You walk up to the fruit stand. You see the apple. You hand over your dollar. The guy hands you the apple.
Now let's do it the way the financial system works.
You walk up to the fruit stand. You tell the guy you'd like to buy an apple. He says great, but you can't actually take the apple today. First, your request needs to go to the Apple Clearing Corporation, who will verify that the apple exists, that you have a dollar, and that neither of you are committing apple fraud.
Your dollar doesn't go to the fruit stand guy. It goes to a custodian, who holds it overnight in a trust account while a settlement agent confirms that the apple meets regulatory standards for transfer. The apple, meanwhile, is moved to a central depository, because nobody actually holds their own apples anymore. The depository holds all the apples on behalf of everyone and just updates a ledger that says who's entitled to which apple.
A day later, the ledger updates. You now officially own the apple. You didn't touch it. It's still at the depository. But a transfer agent has recorded your name as the legal owner of the apple, and if you ever want to actually hold it, you'll need to submit a withdrawal request.
The fruit stand guy, by the way, doesn't have your dollar yet either. His broker is waiting on the clearinghouse to finalise the settlement across all apple transactions from that day, because it turns out thousands of people bought apples at the same time, so rather than move each dollar individually, they batch the whole thing and figure out who owes who at the end of the day.
Three intermediaries took a small cut.
The apple is now slightly more expensive than it needs to be.

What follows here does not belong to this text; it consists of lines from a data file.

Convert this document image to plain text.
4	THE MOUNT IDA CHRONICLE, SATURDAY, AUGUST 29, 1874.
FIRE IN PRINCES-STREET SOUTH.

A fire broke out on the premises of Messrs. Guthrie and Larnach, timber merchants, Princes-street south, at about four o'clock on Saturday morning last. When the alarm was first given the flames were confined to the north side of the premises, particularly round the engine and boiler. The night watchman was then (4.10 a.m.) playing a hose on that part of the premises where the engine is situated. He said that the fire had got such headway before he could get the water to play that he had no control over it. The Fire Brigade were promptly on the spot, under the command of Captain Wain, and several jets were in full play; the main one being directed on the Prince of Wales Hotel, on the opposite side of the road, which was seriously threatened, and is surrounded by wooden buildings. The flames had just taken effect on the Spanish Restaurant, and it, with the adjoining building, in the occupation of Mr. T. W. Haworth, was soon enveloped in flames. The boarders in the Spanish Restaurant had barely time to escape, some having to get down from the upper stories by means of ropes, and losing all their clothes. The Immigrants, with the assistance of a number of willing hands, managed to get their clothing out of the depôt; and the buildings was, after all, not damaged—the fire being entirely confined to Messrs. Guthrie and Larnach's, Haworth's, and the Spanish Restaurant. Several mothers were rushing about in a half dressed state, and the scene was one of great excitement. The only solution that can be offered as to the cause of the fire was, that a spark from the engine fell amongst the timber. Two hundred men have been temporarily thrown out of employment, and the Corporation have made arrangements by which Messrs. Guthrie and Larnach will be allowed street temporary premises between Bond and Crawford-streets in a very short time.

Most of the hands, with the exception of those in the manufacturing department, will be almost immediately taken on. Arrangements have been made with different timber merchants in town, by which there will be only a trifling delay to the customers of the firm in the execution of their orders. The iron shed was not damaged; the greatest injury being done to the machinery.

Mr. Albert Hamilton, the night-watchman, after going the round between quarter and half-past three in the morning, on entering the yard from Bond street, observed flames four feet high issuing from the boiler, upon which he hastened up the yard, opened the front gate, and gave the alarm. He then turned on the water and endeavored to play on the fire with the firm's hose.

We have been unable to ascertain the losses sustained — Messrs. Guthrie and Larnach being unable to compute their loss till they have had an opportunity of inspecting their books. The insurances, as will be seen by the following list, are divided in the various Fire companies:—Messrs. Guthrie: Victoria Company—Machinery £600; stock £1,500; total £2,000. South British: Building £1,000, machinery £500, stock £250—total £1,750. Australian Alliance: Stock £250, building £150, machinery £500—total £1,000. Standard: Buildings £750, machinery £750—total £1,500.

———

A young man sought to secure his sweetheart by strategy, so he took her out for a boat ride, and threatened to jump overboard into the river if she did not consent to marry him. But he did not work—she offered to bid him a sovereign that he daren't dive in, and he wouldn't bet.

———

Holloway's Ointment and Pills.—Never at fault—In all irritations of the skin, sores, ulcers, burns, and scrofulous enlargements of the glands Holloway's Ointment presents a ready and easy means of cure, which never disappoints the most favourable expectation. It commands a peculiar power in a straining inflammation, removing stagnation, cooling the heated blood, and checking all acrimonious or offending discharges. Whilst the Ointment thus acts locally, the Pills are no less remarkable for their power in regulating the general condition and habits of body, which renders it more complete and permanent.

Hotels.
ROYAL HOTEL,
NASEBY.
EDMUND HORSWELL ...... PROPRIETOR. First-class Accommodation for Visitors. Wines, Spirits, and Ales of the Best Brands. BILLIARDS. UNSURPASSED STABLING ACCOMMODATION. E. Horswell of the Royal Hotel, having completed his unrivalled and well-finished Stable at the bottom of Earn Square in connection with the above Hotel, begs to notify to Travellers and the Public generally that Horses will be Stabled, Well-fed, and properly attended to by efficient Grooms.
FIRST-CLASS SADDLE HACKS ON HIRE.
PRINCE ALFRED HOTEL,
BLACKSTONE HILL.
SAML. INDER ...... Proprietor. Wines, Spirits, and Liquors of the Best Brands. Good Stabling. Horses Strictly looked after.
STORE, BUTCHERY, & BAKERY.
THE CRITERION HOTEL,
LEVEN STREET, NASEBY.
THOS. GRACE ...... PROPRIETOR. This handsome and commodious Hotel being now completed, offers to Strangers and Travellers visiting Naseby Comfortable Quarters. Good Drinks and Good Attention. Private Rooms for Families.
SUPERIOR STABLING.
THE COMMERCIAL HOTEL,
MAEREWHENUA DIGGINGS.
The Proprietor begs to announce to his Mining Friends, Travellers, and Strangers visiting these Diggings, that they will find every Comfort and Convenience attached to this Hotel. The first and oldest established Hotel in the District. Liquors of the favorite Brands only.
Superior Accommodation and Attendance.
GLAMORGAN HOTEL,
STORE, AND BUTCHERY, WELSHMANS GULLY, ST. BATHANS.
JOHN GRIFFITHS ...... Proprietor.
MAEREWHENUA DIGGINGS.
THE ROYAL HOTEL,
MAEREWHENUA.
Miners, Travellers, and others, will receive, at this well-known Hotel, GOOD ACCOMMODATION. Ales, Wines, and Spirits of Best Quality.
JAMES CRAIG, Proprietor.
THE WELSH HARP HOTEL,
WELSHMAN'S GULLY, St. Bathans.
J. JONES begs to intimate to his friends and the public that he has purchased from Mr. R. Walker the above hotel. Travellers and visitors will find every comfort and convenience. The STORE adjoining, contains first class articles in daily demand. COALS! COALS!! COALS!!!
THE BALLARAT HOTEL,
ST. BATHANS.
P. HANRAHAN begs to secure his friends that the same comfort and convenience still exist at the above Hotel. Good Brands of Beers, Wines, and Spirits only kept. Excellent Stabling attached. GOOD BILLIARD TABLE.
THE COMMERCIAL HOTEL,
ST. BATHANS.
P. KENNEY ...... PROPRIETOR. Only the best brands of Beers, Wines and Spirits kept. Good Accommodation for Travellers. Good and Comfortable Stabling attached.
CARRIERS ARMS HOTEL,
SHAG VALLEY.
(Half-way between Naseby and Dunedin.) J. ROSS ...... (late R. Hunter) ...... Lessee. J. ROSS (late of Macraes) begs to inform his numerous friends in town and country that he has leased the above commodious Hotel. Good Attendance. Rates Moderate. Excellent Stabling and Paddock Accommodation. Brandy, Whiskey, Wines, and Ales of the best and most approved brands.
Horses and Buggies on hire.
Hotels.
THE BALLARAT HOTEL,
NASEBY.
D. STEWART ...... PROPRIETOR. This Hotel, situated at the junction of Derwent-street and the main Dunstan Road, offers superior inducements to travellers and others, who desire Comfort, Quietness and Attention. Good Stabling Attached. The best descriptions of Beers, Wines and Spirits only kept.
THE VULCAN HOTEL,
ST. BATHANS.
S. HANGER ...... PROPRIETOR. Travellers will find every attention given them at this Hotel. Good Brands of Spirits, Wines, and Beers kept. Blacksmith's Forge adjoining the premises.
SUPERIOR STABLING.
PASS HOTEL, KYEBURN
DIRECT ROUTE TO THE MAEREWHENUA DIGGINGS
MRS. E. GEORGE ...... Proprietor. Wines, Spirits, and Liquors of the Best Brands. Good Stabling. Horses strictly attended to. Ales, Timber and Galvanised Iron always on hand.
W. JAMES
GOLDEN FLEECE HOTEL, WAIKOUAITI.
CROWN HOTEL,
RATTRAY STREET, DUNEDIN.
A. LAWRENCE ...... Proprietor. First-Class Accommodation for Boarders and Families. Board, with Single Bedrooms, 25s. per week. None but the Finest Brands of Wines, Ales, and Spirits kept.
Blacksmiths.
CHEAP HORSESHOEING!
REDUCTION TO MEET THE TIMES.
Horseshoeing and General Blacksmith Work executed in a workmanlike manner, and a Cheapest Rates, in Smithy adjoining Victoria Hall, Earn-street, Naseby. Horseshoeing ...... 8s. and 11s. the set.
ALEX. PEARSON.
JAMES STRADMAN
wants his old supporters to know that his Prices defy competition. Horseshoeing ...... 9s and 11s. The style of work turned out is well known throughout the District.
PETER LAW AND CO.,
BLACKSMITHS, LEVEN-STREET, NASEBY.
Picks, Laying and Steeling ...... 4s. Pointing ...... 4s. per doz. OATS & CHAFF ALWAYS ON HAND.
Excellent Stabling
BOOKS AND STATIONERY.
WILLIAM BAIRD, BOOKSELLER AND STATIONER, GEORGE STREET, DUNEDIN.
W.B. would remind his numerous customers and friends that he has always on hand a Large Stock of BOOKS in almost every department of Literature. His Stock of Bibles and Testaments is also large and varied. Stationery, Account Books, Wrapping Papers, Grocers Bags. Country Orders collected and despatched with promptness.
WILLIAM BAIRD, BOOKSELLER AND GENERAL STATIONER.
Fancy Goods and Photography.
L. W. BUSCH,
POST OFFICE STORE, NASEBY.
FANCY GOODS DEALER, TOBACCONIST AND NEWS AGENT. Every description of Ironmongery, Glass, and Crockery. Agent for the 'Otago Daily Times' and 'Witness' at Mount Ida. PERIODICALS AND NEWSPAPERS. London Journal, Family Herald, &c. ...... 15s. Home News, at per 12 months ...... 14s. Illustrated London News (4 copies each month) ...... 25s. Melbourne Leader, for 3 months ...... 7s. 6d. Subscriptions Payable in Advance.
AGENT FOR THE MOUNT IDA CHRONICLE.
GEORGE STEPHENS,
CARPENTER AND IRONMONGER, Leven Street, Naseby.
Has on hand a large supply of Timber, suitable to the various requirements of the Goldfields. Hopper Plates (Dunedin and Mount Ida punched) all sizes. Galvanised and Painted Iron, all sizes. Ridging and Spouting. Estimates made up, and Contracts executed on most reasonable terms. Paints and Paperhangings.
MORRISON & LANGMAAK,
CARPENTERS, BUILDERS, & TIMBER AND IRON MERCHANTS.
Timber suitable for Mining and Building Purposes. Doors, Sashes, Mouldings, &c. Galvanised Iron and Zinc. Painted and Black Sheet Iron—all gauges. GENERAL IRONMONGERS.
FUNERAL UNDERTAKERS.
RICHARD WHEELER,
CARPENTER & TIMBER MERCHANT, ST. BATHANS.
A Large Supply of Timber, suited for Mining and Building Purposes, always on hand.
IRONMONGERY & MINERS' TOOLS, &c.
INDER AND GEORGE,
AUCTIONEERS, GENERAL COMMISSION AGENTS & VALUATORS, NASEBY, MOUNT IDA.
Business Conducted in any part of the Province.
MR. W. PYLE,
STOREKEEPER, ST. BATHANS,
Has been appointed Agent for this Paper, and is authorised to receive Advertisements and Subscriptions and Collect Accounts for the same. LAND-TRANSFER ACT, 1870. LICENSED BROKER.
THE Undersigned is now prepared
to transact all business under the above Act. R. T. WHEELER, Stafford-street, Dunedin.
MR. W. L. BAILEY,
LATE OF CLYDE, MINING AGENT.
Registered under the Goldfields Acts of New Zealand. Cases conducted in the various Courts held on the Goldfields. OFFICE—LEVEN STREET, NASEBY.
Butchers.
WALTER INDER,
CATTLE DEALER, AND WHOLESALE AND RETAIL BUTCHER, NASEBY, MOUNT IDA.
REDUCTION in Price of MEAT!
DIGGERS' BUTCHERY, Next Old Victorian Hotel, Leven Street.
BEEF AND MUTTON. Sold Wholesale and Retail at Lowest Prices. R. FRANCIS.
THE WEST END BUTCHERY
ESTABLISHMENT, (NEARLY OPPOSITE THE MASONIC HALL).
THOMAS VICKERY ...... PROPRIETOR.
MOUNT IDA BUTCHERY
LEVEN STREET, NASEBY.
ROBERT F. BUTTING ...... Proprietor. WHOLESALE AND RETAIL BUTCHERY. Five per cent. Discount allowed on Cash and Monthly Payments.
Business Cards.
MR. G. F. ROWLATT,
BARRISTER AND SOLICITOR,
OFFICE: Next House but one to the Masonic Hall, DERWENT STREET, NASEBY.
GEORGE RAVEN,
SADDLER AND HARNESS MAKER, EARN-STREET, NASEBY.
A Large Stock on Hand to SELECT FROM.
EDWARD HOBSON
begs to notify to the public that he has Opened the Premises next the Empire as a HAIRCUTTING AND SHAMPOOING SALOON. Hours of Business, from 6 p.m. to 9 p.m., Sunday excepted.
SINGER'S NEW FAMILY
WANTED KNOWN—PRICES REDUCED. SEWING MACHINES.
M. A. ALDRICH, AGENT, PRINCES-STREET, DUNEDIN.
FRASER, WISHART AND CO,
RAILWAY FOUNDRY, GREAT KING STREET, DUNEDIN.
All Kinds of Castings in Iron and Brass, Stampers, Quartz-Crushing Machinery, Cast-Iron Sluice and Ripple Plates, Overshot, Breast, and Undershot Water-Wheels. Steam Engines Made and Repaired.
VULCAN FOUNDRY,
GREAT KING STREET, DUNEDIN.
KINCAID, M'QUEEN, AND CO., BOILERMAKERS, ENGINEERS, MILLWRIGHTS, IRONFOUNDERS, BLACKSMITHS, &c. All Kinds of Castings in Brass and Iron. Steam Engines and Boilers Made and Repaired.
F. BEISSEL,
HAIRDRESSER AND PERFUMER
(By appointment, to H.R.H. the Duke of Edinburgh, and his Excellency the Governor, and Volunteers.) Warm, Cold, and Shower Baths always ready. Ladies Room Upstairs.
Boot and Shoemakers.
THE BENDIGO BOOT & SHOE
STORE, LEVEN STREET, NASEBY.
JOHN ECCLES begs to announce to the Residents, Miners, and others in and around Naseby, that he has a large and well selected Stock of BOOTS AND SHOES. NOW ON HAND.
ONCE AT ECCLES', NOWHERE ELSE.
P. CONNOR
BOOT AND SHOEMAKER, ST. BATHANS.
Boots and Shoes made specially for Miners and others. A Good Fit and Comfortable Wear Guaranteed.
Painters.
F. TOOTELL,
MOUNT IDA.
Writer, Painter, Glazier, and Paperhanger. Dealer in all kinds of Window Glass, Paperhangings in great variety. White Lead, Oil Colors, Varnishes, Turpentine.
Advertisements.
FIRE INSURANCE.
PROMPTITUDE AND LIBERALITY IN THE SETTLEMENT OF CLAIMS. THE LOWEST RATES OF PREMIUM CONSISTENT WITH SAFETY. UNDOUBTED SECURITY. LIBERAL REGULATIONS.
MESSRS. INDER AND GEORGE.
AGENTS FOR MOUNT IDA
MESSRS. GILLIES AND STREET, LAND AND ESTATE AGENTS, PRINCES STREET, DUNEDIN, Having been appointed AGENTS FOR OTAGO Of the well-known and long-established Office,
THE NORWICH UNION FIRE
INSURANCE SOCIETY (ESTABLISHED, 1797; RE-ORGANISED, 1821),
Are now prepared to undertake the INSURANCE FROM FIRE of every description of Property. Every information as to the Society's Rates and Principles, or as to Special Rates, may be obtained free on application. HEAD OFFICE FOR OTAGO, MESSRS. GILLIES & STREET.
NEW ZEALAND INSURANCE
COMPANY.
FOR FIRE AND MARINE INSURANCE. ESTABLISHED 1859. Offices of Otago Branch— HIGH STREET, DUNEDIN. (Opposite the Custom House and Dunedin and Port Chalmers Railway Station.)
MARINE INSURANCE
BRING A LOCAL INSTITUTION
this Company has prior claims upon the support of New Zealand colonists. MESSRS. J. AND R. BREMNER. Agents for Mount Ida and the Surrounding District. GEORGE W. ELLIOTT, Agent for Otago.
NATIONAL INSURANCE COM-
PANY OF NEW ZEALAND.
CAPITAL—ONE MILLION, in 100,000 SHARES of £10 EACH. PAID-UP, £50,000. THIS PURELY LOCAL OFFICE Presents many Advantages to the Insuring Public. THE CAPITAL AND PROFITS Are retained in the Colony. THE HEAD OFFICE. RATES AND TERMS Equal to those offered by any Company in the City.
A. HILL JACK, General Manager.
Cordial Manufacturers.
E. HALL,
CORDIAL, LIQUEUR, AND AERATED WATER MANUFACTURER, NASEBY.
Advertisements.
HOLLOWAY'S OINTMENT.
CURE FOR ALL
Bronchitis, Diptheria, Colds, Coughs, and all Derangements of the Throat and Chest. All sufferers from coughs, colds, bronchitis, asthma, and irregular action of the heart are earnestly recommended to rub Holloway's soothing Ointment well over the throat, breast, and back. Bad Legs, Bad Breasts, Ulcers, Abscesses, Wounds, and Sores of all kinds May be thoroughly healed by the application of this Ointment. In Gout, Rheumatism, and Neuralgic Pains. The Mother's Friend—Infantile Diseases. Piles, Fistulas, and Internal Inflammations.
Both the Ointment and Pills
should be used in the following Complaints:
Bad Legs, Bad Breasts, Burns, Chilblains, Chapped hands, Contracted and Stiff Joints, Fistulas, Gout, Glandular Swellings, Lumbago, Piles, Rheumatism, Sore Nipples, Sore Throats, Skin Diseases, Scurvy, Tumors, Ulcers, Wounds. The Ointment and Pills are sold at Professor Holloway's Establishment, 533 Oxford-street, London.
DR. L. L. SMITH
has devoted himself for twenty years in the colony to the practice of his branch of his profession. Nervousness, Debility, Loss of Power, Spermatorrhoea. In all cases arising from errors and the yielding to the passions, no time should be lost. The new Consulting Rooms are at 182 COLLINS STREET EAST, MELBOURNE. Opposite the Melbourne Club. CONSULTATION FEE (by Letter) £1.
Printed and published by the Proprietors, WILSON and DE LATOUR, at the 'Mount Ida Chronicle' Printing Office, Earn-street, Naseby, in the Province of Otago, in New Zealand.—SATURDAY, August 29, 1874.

Now imagine someone says: what if the fruit stand guy could just hand you the apple, you hand him the dollar, and a system records it instantly, securely, and permanently without anyone else in the middle?
That's tokenisation.
Obviously this is simplified. The system exists for real reasons, risk reduction, default protection, scale. And tokenisation doesn't magically eliminate every layer. but it compresses them. The parts it doesn't remove, it makes faster and cheaper.
The point stands. We built a system around the best technology of the 1970s.
Tokenisation is what happens when you rebuild it with the best technology of today.